No one has claimed responsibility, but relations between India and Pakistan have been undermined in the past by militant strikes that New Delhi blames on Pakistan-based groups.

"We believe there's been some good progress between India and Pakistan in the last few months", a senior US administration official said, adding Clinton was keen to help sustain that momentum.

"It's also about reinforcing the steps they have already taken," the official told reporters prior to Clinton's arrival in the Indian capital late Monday.

India suspended its peace dialogue with Pakistan after the 2008 Mumbai attacks, and talks between the nuclear-armed neighbours only resumed earlier this year.

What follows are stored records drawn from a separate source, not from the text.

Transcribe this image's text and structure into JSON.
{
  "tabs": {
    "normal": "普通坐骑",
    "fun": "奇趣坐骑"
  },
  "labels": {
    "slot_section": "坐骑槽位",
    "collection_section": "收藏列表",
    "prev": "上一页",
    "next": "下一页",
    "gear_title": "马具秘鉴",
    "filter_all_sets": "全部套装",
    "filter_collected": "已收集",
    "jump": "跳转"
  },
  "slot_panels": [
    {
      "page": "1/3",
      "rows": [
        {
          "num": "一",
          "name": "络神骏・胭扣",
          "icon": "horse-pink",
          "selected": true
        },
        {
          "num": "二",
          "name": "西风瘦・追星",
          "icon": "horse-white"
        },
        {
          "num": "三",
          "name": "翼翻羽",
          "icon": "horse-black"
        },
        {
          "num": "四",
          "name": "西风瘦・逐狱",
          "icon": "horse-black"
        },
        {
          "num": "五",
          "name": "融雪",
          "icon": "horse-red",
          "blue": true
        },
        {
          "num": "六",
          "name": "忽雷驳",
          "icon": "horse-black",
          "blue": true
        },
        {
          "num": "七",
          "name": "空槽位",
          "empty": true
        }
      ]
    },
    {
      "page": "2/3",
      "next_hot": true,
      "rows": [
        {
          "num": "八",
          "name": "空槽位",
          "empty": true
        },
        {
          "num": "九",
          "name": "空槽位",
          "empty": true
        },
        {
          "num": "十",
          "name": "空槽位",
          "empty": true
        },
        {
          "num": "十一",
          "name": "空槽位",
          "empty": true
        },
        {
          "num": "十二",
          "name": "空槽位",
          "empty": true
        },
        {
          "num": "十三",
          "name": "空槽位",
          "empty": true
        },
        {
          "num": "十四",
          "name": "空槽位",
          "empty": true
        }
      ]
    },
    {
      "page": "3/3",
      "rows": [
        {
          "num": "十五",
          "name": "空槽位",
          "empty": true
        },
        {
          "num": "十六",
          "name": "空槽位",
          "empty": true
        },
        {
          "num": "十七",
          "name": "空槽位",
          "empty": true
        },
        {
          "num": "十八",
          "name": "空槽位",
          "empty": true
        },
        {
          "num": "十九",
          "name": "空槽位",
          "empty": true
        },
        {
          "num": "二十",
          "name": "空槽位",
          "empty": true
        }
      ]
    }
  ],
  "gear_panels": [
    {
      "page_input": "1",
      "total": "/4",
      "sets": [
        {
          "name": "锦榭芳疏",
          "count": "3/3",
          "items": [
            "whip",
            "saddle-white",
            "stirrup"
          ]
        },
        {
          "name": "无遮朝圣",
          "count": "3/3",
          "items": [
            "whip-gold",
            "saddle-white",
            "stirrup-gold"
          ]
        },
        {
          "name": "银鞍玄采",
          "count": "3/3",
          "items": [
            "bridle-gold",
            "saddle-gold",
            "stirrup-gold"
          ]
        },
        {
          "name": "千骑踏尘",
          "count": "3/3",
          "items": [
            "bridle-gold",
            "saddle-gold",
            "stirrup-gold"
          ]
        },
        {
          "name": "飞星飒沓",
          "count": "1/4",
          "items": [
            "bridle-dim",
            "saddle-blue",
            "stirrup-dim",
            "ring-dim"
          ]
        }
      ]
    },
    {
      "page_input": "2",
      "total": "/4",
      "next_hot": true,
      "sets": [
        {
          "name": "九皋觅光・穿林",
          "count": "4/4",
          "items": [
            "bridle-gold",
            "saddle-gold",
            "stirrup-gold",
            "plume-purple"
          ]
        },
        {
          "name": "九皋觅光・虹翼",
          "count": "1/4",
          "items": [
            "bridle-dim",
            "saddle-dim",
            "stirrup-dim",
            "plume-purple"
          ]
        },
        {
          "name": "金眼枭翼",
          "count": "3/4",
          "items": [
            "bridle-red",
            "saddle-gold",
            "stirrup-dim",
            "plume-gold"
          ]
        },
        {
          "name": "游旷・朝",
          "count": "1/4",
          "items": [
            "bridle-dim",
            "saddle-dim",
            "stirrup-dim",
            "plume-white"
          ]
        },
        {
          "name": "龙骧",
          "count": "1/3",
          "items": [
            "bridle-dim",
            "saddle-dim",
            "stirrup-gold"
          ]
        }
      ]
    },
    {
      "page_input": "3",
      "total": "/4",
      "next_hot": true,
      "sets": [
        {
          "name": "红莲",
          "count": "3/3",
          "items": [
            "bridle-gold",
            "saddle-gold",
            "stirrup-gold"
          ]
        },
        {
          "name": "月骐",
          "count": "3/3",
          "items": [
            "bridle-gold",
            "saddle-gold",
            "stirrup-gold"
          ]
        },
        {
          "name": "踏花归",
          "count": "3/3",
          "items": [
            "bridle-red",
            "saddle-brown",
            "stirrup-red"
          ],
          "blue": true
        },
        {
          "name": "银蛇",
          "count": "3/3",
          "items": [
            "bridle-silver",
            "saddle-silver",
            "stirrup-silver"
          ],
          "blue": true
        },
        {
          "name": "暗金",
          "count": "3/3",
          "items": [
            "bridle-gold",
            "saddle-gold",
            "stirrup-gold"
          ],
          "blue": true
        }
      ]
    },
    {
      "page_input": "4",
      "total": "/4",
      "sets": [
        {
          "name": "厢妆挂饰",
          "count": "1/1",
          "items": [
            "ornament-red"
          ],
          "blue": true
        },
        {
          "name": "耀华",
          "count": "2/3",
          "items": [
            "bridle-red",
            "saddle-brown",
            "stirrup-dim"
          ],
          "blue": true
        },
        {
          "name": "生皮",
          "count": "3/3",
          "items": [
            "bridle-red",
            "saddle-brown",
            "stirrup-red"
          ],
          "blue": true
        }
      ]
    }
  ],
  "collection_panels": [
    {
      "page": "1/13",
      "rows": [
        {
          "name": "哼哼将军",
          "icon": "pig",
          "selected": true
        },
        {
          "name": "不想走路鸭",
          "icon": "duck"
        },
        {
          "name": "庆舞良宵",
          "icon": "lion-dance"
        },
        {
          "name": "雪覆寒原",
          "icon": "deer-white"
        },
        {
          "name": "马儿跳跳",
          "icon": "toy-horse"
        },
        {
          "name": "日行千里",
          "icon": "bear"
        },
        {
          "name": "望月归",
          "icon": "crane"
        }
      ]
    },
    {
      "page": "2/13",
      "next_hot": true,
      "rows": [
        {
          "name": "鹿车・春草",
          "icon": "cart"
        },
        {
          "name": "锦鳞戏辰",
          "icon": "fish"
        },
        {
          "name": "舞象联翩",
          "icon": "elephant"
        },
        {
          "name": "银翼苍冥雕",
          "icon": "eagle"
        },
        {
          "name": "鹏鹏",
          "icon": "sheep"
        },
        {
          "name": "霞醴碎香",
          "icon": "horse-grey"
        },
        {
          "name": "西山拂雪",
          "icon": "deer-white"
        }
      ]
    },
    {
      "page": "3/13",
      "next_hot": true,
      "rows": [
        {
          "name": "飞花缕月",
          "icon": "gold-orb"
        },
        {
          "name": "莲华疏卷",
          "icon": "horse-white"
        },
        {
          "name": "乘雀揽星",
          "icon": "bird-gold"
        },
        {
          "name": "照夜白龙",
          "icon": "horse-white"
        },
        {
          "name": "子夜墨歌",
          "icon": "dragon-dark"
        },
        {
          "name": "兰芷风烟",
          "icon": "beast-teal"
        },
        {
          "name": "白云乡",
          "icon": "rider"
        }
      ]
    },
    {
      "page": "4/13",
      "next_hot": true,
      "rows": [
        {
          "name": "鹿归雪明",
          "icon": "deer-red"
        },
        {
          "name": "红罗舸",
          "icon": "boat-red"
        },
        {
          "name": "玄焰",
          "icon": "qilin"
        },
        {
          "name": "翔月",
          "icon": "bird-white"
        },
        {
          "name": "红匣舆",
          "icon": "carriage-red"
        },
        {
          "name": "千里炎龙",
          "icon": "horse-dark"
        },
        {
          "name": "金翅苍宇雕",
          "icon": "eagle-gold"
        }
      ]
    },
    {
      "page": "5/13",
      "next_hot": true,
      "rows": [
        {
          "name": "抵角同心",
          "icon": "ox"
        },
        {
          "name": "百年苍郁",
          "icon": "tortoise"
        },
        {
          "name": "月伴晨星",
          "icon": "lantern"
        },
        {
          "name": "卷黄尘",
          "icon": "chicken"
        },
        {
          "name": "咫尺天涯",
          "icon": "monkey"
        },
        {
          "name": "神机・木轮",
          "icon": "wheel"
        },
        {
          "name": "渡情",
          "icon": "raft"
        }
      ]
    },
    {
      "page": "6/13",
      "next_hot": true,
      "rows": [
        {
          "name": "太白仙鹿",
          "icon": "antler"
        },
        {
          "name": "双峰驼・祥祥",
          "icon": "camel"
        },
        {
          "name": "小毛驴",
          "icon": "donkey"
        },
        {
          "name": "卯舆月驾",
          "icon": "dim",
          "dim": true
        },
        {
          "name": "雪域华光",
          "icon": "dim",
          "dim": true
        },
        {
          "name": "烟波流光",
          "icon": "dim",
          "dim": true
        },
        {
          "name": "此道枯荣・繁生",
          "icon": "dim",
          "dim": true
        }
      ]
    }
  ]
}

Washington's own relations with Pakistan -- a crucial counter-terrorism ally -- have deteriorated since US commandos shot and killed Al-Qaeda leader Osama bin Laden on May 2 in a Pakistani garrison town, sowing distrust on both sides.

Earlier this month Washington suspended almost a third of the $2.7 billion in security assistance it provides each year to Islamabad.

Clinton will have "extensive conversations" in New Delhi on security cooperation, the US official said, and push Washington's vision for a political and economic solution to the conflict in Afghanistan and "a future in the region that is free of Al-Qaeda".

India is wary of the US troop withdrawal from Afghanistan, fearing that Islamist elements within Pakistan could take advantage of a power vacuum in the war-torn country.

Clinton's two-day trip follows President Barack Obama's visit in November -- a courtship of India that reflects the rapid growth in the country's economy and a shift in power to emerging nations as a result of the global financial crisis.

While economic ties have improved significantly in recent years, they are still seen as falling short of their potential.

A landmark deal between the two countries in 2008 that allowed India to buy nuclear reactors and fuel was meant to lead to major contracts for US firms, but those hopes have been undermined by legal obstacles and uncertainty.

And the United States was deeply disappointed in April when its bidders were dropped from the $12 billion competition to provide India with 126 combat aircraft, one of the largest military contracts of recent years.

Clinton's India visit will partly be aimed at "closing out the remaining obstacles and getting to full implementation" of the nuclear agreement, the US official said.

"The main goal is to push the pace of the strategic dialogue and to focus the agenda on a set of concrete items that are important to take this relationship to the next level," the official added.

Bilateral trade increased by 30 percent to nearly $50 billion in 2010.

On the sidelines, a series of high-level US government officials and corporate leaders met at the US-India Business Council for a discussion on building infrastructure in India -- an area of potential for foreign firms.

The US is "committed to helping transform India's infrastructure from an obstacle to sustainable growth to an engine of it," said Elizabeth Littlefield, the chief of the Overseas Private Investment Corporation, a US agency.

Clinton, who was in Athens on Sunday to offer support for the Greek government as it tries to tackle its perilous and worsening debt crisis, is scheduled to head on to China, Hong Kong and Indonesia.